I have the following questions.

  1. If kafka topic does not have data for a long time, will stream_df.writeStream be terminated automatically? Are there some timeout control on this?

  2. If kafka topic is deleted from kafka broker, will stream_df.writeStream be terminated?

I hope that the spark job keep on monitoring on the kafka topic without termination in the above two cases. Do I need some special settings for kafka connector and/or stream_df.writerstream?

1
Have you tried testing the code and stopped messages in the Kafka topic? What happened?OneCricketeer
Thanks. I have no control on the kafka broker. It was provided by another system.yyuankm
You don't need to control the broker. Start the Spark code. Then stop your Kafka producerOneCricketeer
yeah, the problem is that kafka producer is also in another system. But I got a chance to test this scenario today. The topic has no data for the whole morning. My spark job just waits without timeout. When the data is back, it picks up all the data. It is just what I wanted. :-)yyuankm

1 Answers

1
votes
  1. If kafka topic does not have data for a long time, will stream_df.writeStream be terminated automatically? Are there some timeout control on this?
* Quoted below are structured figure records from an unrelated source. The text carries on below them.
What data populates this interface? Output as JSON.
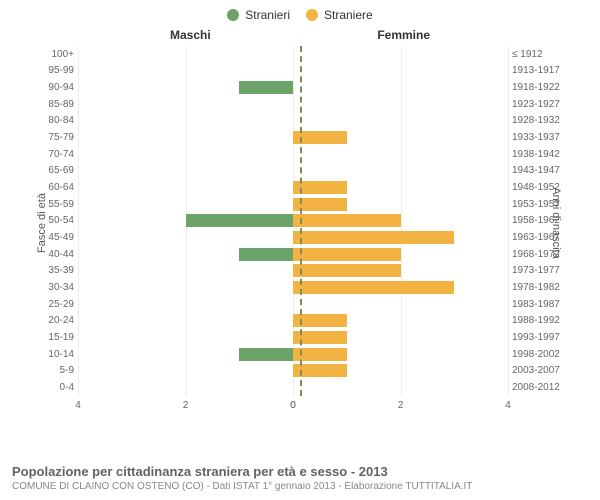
{
  "chart": {
    "type": "pyramid-bar",
    "legend": [
      {
        "label": "Stranieri",
        "color": "#6ba368"
      },
      {
        "label": "Straniere",
        "color": "#f3b342"
      }
    ],
    "column_headers": {
      "left": "Maschi",
      "right": "Femmine"
    },
    "y_axis_labels": {
      "left": "Fasce di età",
      "right": "Anni di nascita"
    },
    "x_axis": {
      "min": -4,
      "max": 4,
      "ticks": [
        4,
        2,
        0,
        0,
        2,
        4
      ],
      "tick_positions_pct": [
        0,
        25,
        50,
        50,
        75,
        100
      ]
    },
    "grid_positions_pct": [
      0,
      25,
      50,
      75,
      100
    ],
    "grid_color": "#eeeeee",
    "center_line_color": "#888855",
    "bar_colors": {
      "male": "#6ba368",
      "female": "#f3b342"
    },
    "max_value": 4,
    "background_color": "#ffffff",
    "label_fontsize": 10,
    "header_fontsize": 12,
    "rows": [
      {
        "age": "100+",
        "birth": "≤ 1912",
        "m": 0,
        "f": 0
      },
      {
        "age": "95-99",
        "birth": "1913-1917",
        "m": 0,
        "f": 0
      },
      {
        "age": "90-94",
        "birth": "1918-1922",
        "m": 1,
        "f": 0
      },
      {
        "age": "85-89",
        "birth": "1923-1927",
        "m": 0,
        "f": 0
      },
      {
        "age": "80-84",
        "birth": "1928-1932",
        "m": 0,
        "f": 0
      },
      {
        "age": "75-79",
        "birth": "1933-1937",
        "m": 0,
        "f": 1
      },
      {
        "age": "70-74",
        "birth": "1938-1942",
        "m": 0,
        "f": 0
      },
      {
        "age": "65-69",
        "birth": "1943-1947",
        "m": 0,
        "f": 0
      },
      {
        "age": "60-64",
        "birth": "1948-1952",
        "m": 0,
        "f": 1
      },
      {
        "age": "55-59",
        "birth": "1953-1957",
        "m": 0,
        "f": 1
      },
      {
        "age": "50-54",
        "birth": "1958-1962",
        "m": 2,
        "f": 2
      },
      {
        "age": "45-49",
        "birth": "1963-1967",
        "m": 0,
        "f": 3
      },
      {
        "age": "40-44",
        "birth": "1968-1972",
        "m": 1,
        "f": 2
      },
      {
        "age": "35-39",
        "birth": "1973-1977",
        "m": 0,
        "f": 2
      },
      {
        "age": "30-34",
        "birth": "1978-1982",
        "m": 0,
        "f": 3
      },
      {
        "age": "25-29",
        "birth": "1983-1987",
        "m": 0,
        "f": 0
      },
      {
        "age": "20-24",
        "birth": "1988-1992",
        "m": 0,
        "f": 1
      },
      {
        "age": "15-19",
        "birth": "1993-1997",
        "m": 0,
        "f": 1
      },
      {
        "age": "10-14",
        "birth": "1998-2002",
        "m": 1,
        "f": 1
      },
      {
        "age": "5-9",
        "birth": "2003-2007",
        "m": 0,
        "f": 1
      },
      {
        "age": "0-4",
        "birth": "2008-2012",
        "m": 0,
        "f": 0
      }
    ]
  },
  "footer": {
    "title": "Popolazione per cittadinanza straniera per età e sesso - 2013",
    "subtitle": "COMUNE DI CLAINO CON OSTENO (CO) - Dati ISTAT 1° gennaio 2013 - Elaborazione TUTTITALIA.IT"
  }
}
The termination of the query is independent of the data being processed. Even if no new messages are produced to your Kafka topic the query will keep running, as it is running as a stream.

I guess that is what you have already figured out yourself while testing. We are using structured streaming queries to process data from Kafka and they have no issues being idle for a longer time (for example over the week-end outside of business hours).

  1. If kafka topic is deleted from kafka broker, will stream_df.writeStream be terminated?

By default, if you delete the Kafka topic while your query is running an Exception is thrown:

ERROR MicroBatchExecution: Query [id = b1f84242-d72b-4097-97c9-ee603badc484, runId = 752b0fe4-2762-4fff-8912-f4cffdbd7bdc] terminated with error
java.lang.IllegalStateException: Partition test-0's offset was changed from 1 to 0, some data may have been missed. 
Some data may have been lost because they are not available in Kafka any more; either the
 data was aged out by Kafka or the topic may have been deleted before all the data in the
 topic was processed. If you don't want your streaming query to fail on such cases, set the
 source option "failOnDataLoss" to "false".

I mentioned "by default" because the query option failOnDataLoss default to true. As explained in the Exception message you could set this to false to let your streaming query running. This option is described in the Structured streaming + Kafka Integration Guide as:

"Whether to fail the query when it's possible that data is lost (e.g., topics are deleted, or offsets are out of range). This may be a false alarm. You can disable it when it doesn't work as you expected."